Douglas Kurtze, Study Author, Saint Joseph’s University

 A huge ice sheet attracts seawater, causing the sea level to rise all around land on which the ice is resting. The global-average sea level increases when the ice melts into the ocean.

However, the removal of ice mass weakens the sheet’s gravity, reducing the mound. In certain cases, the decrease of the mound height might be greater compared to the increase in global mean sea level, thereby resulting in the local sea level next to the ice sheet dropping.

This phenomenon has been known to be responsible for causing dissimilarity in sea-level change from as early as the 1880s when it was found and systematically examined. Contemporary researchers made advanced and elaborate models such as other significant considerations.

This includes modifications to the earth’s rotation and changes in the shape of the solid earth, when mass, like ice and water has been rearranged on the surface.

My contribution here is to go in the opposite direction, making a model that is so drastically simplified that it can be used as an example in undergraduate courses.

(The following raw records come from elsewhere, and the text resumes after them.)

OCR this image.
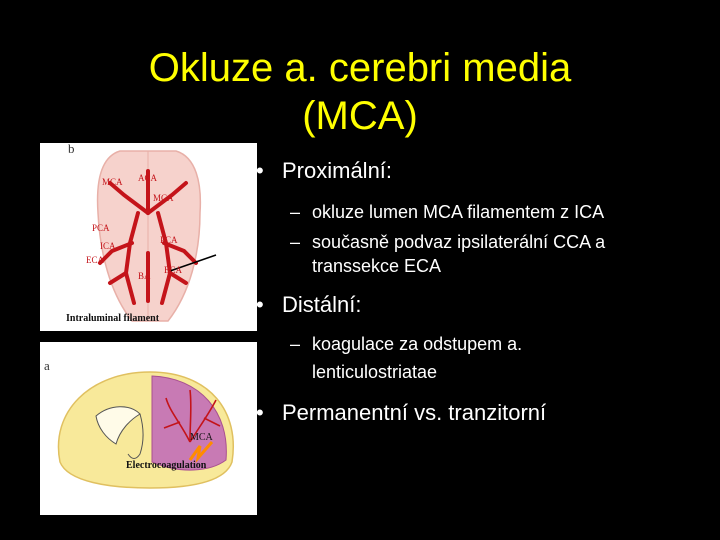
Okluze a. cerebri media
(MCA)
b
MCA ACA
MCA
PCA
PCA
ICA
ECA
BA
ECA
Intraluminal filament
a
MCA
Electrocoagulation

• Proximální:

– okluze lumen MCA filamentem z ICA

– současně podvaz ipsilaterální CCA a

transsekce ECA

• Distální:

– koagulace za odstupem a.

lenticulostriatae

• Permanentní vs. tranzitorní
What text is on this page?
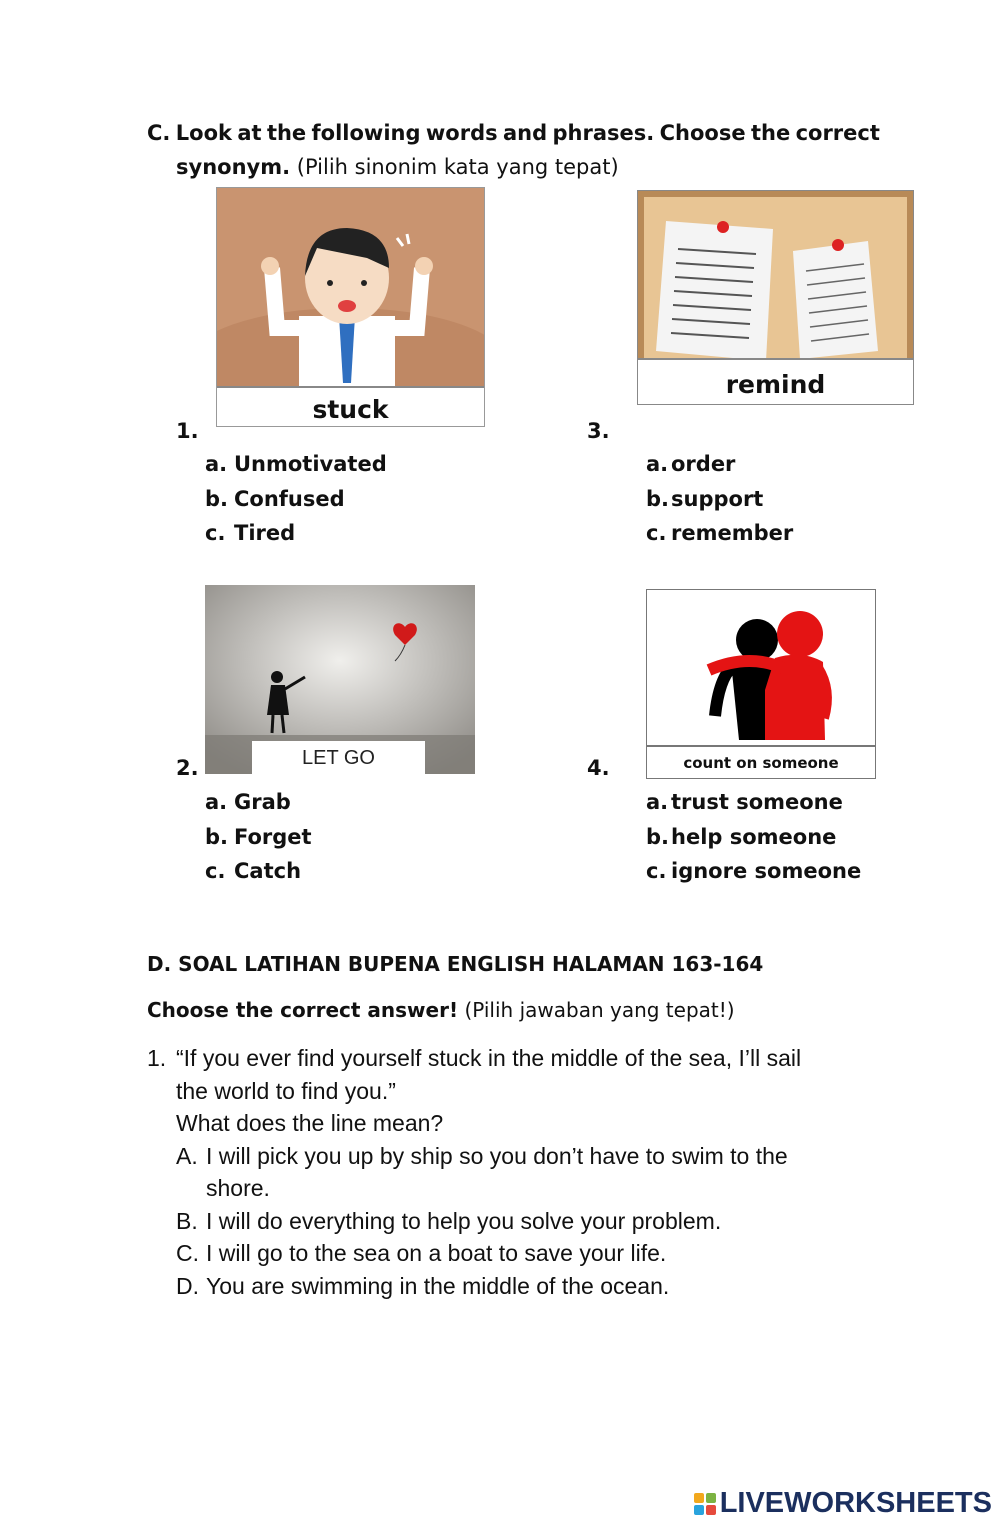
C. Look at the following words and phrases. Choose the correct
synonym. (Pilih sinonim kata yang tepat)
stuck
1.
a. Unmotivated
b. Confused
c. Tired
remind
3.
a. order
b.support
c. remember
LET GO
2.
a. Grab
b. Forget
c. Catch
count on someone
4.
a. trust someone
b.help someone
c. ignore someone
D. SOAL LATIHAN BUPENA ENGLISH HALAMAN 163-164
Choose the correct answer! (Pilih jawaban yang tepat!)
1. “If you ever find yourself stuck in the middle of the sea, I’ll sail
the world to find you.”
What does the line mean?
A. I will pick you up by ship so you don’t have to swim to the
shore.
B. I will do everything to help you solve your problem.
C. I will go to the sea on a boat to save your life.
D. You are swimming in the middle of the ocean.
LIVEWORKSHEETS
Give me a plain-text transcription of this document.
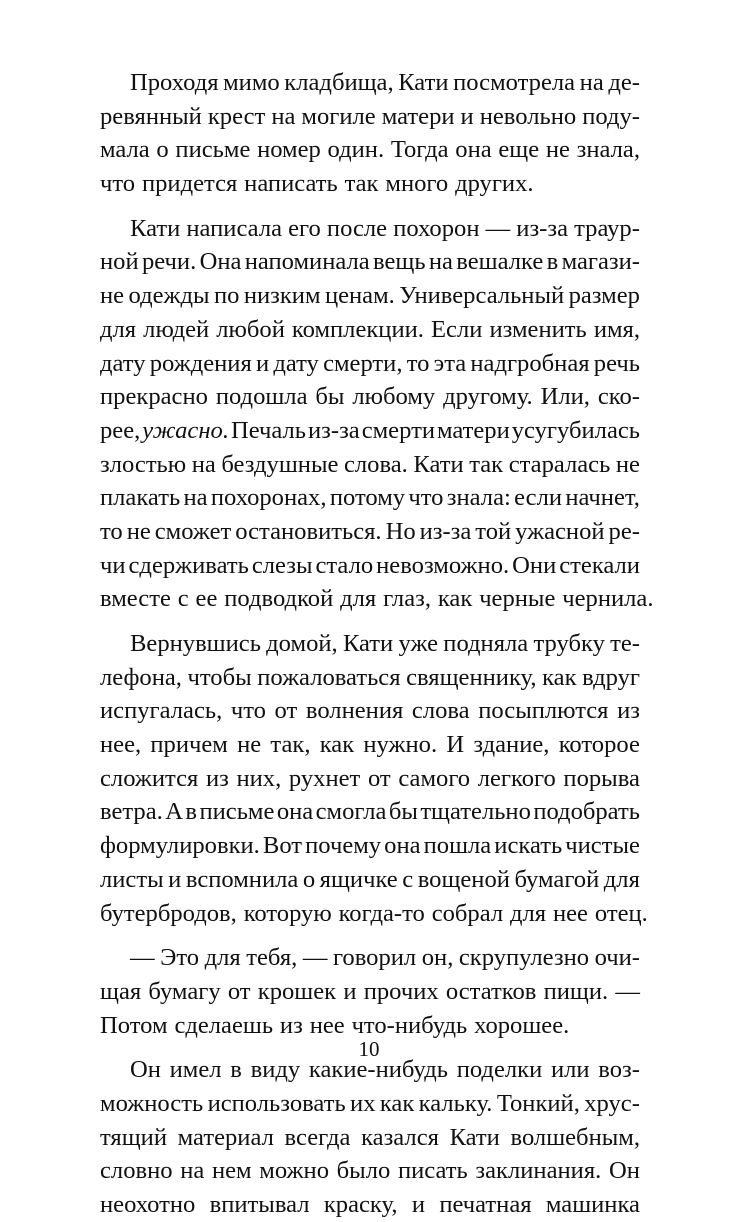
Проходя мимо кладбища, Кати посмотрела на де-
ревянный крест на могиле матери и невольно поду-
мала о письме номер один. Тогда она еще не знала,
что придется написать так много других.
Кати написала его после похорон — из-за траур-
ной речи. Она напоминала вещь на вешалке в магази-
не одежды по низким ценам. Универсальный размер
для людей любой комплекции. Если изменить имя,
дату рождения и дату смерти, то эта надгробная речь
прекрасно подошла бы любому другому. Или, ско-
рее, ужасно. Печаль из-за смерти матери усугубилась
злостью на бездушные слова. Кати так старалась не
плакать на похоронах, потому что знала: если начнет,
то не сможет остановиться. Но из-за той ужасной ре-
чи сдерживать слезы стало невозможно. Они стекали
вместе с ее подводкой для глаз, как черные чернила.
Вернувшись домой, Кати уже подняла трубку те-
лефона, чтобы пожаловаться священнику, как вдруг
испугалась, что от волнения слова посыплются из
нее, причем не так, как нужно. И здание, которое
сложится из них, рухнет от самого легкого порыва
ветра. А в письме она смогла бы тщательно подобрать
формулировки. Вот почему она пошла искать чистые
листы и вспомнила о ящичке с вощеной бумагой для
бутербродов, которую когда-то собрал для нее отец.
— Это для тебя, — говорил он, скрупулезно очи-
щая бумагу от крошек и прочих остатков пищи. —
Потом сделаешь из нее что-нибудь хорошее.
Он имел в виду какие-нибудь поделки или воз-
можность использовать их как кальку. Тонкий, хрус-
тящий материал всегда казался Кати волшебным,
словно на нем можно было писать заклинания. Он
неохотно впитывал краску, и печатная машинка
10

Douglas Kurtze, Study Author, Saint Joseph’s University

The gravitational pull phenomenon “is a fascinating consequence of basic physics, and a great example of just how complex the earth system is—and how well geophysicists can make sense of that complexity,” added Kurtze.

Kurtze stated that he was motivated to develop his model after hearing a radio interview with Jerry Mitrovica, a Harvard professor of geophysics and renowned expert in glacial isostatic adjustment.

Journal Reference:

Kurtze, D. A (2022) Gravitational effects of ice sheets on sea level. American Journal of Physics.